Genetic Programming with Multi-Task Feature Selection for Alzheimer's Disease Diagnosis

Published: 01 Jan 2024, Last Modified: 20 Nov 2024CEC 2024EveryoneRevisionsBibTeXCC BY-SA 4.0
Abstract: Alzheimer's disease (AD) has been the most common cause of dementia making cognitive score prediction and important feature identification crucial for its diagnosis. Although sparse linear regression has been used for this purpose due to its simplicity, it often selects an excessive number of features to track the disease and assumes a linear relationship between input and output, which might not always hold.
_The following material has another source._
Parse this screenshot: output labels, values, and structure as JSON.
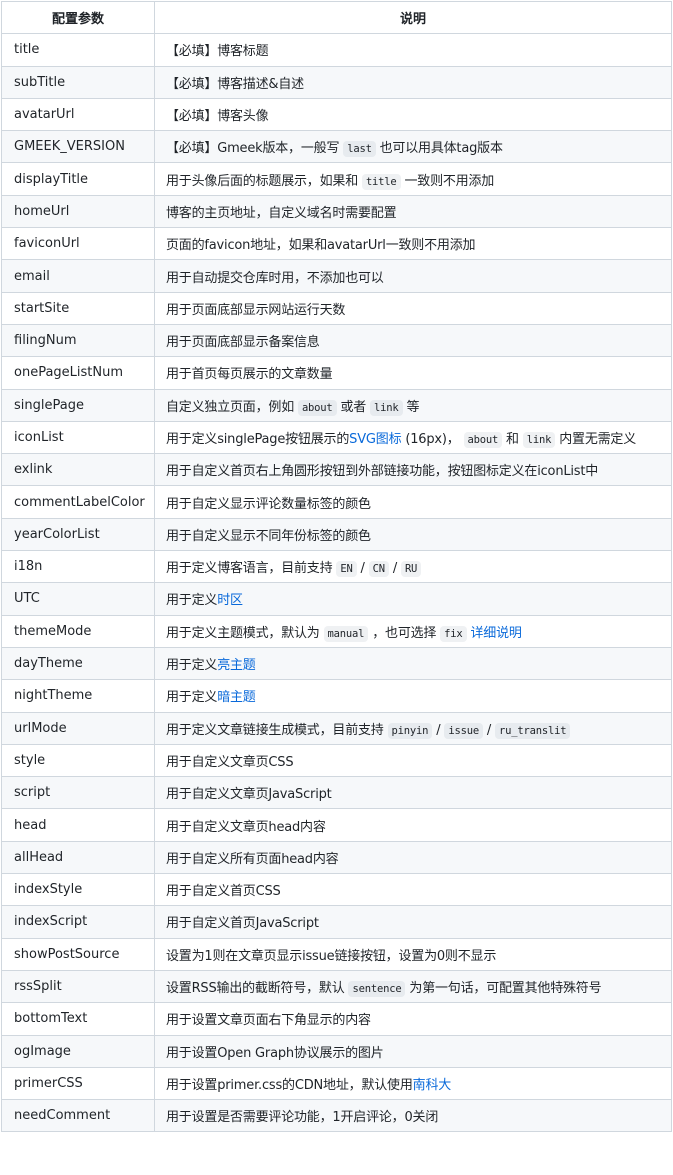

To address these limitations, genetic programming-based symbolic regression (GPSR) algorithms have been proposed. GPSR can select the important features by exploring the feature space and learning a regression model without any assumption of model structure. However, the generalization ability of existing GPSR methods still needs to be improved. Considering the multiple related prediction tasks in AD studies, this work proposes a new method called linear scaled GPSR with multi-task feature selection (LSGPMTFS), to promote the prediction performance of each task by knowledge-sharing among multiple tasks. LSGPMTFS has two stages. The first stage learns a specific feature subset for each task. In the second stage, the model for each task is searched on the union of feature subsets selected from the first stage. The experimental results on authentic AD datasets demonstrate that the proposed algorithm can select a small set of important features with better learning and generalization performance compared with other GPSR methods.